Noting that the settlement agreement must be construed in the same way as for any other contract, Kitchin LJ said that this meant ascertaining what a reasonable person would have understood the parties to mean by using the language of the agreement against the background which would reasonably have been available to them at the time.

The reasonable person would have understood that the parties intended, by the settlement agreement, to compromise all issues in dispute between them ("settlement of the Claims or any other claim relating to the subject matter referred to in the litigation"), including the issue of validity of the patent, and to substitute the contractual arrangements contained therein.

H&M had therefore bound itself from defending both the breach of contract claim and the patent infringement claim by challenging the validity of the patent. It made no difference whether the challenge was in the form of a defence or a counterclaim.

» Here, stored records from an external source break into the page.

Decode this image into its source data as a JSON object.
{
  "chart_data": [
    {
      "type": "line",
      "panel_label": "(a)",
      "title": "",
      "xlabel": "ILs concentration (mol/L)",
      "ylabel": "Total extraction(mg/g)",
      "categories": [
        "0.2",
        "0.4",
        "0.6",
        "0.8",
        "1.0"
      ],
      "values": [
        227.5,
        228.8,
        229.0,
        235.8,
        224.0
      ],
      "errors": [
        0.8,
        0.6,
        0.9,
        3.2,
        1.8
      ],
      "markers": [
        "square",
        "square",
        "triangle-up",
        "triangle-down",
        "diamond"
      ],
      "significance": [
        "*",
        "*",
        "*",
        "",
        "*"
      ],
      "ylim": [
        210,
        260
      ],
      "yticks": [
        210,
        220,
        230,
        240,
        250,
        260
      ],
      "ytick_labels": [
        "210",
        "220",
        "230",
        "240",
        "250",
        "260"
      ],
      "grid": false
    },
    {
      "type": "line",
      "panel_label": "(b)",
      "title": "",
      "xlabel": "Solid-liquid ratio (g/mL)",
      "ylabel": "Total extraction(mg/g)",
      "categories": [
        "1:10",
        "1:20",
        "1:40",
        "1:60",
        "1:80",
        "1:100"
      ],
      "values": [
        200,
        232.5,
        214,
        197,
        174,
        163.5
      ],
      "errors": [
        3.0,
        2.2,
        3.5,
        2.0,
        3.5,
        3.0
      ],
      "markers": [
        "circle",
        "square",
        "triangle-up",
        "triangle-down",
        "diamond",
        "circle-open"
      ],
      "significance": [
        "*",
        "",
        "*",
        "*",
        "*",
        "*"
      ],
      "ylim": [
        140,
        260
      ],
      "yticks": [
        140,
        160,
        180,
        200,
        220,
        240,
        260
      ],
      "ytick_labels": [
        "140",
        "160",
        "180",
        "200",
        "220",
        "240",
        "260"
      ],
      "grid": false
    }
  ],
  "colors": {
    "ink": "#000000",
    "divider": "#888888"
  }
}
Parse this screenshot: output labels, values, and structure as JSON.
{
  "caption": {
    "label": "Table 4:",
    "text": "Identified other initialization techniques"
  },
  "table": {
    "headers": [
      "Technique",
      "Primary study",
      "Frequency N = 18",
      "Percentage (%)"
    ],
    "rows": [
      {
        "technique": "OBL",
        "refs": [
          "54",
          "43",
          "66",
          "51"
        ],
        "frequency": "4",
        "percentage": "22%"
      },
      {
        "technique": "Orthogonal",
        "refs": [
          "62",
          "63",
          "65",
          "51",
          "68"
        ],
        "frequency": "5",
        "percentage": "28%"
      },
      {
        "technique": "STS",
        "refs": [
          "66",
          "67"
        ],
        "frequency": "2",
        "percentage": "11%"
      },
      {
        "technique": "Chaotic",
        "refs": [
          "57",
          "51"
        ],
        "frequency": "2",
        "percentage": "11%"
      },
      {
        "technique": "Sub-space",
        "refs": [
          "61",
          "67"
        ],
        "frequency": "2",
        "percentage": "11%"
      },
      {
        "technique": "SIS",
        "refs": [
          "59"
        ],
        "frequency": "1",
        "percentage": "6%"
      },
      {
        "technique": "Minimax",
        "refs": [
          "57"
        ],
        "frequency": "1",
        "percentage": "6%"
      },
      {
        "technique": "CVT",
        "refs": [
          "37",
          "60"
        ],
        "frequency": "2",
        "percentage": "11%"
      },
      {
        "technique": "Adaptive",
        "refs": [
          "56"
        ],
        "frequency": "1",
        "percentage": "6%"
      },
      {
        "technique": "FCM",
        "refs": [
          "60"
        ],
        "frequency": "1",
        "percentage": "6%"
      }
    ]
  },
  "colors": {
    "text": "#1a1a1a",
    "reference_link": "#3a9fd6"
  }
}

Nor did it make any difference that Stretchline was arguing its case on infringement in a different way than it had adopted in the earlier proceedings. The patent gave scope for using more than one type of test in evidence in support of infringement and there was no evidence before the court that H&M had entered into the settlement agreement believing that infringement must be determined by the test employed in the context of the earlier proceedings.

If the validity challenge was precluded why was the patent infringement claim not precluded?

The Court of Appeal had the same question. Kitchin LJ thought it clear that the terms of the settlement agreement precluded Stretchline from pursuing its claim for infringement of the patent in parallel with its claim for breach of contract. But this was not an issue that either party had asked the court to decide. Each of Stretchline's claims (of breach of contract and patent infringement) will depend upon them showing that H&M's activities fell within the claims of its patent, but there may be implications for monetary relief.

Parties considering settlement of a dispute, and their legal representatives, may wish to be aware of the English courts' approach in this case. In particular, where a validity challenge is settled, this may impact the alleged infringers' defences to any later claim arising in connection with in the asserted right or the parties' compromise.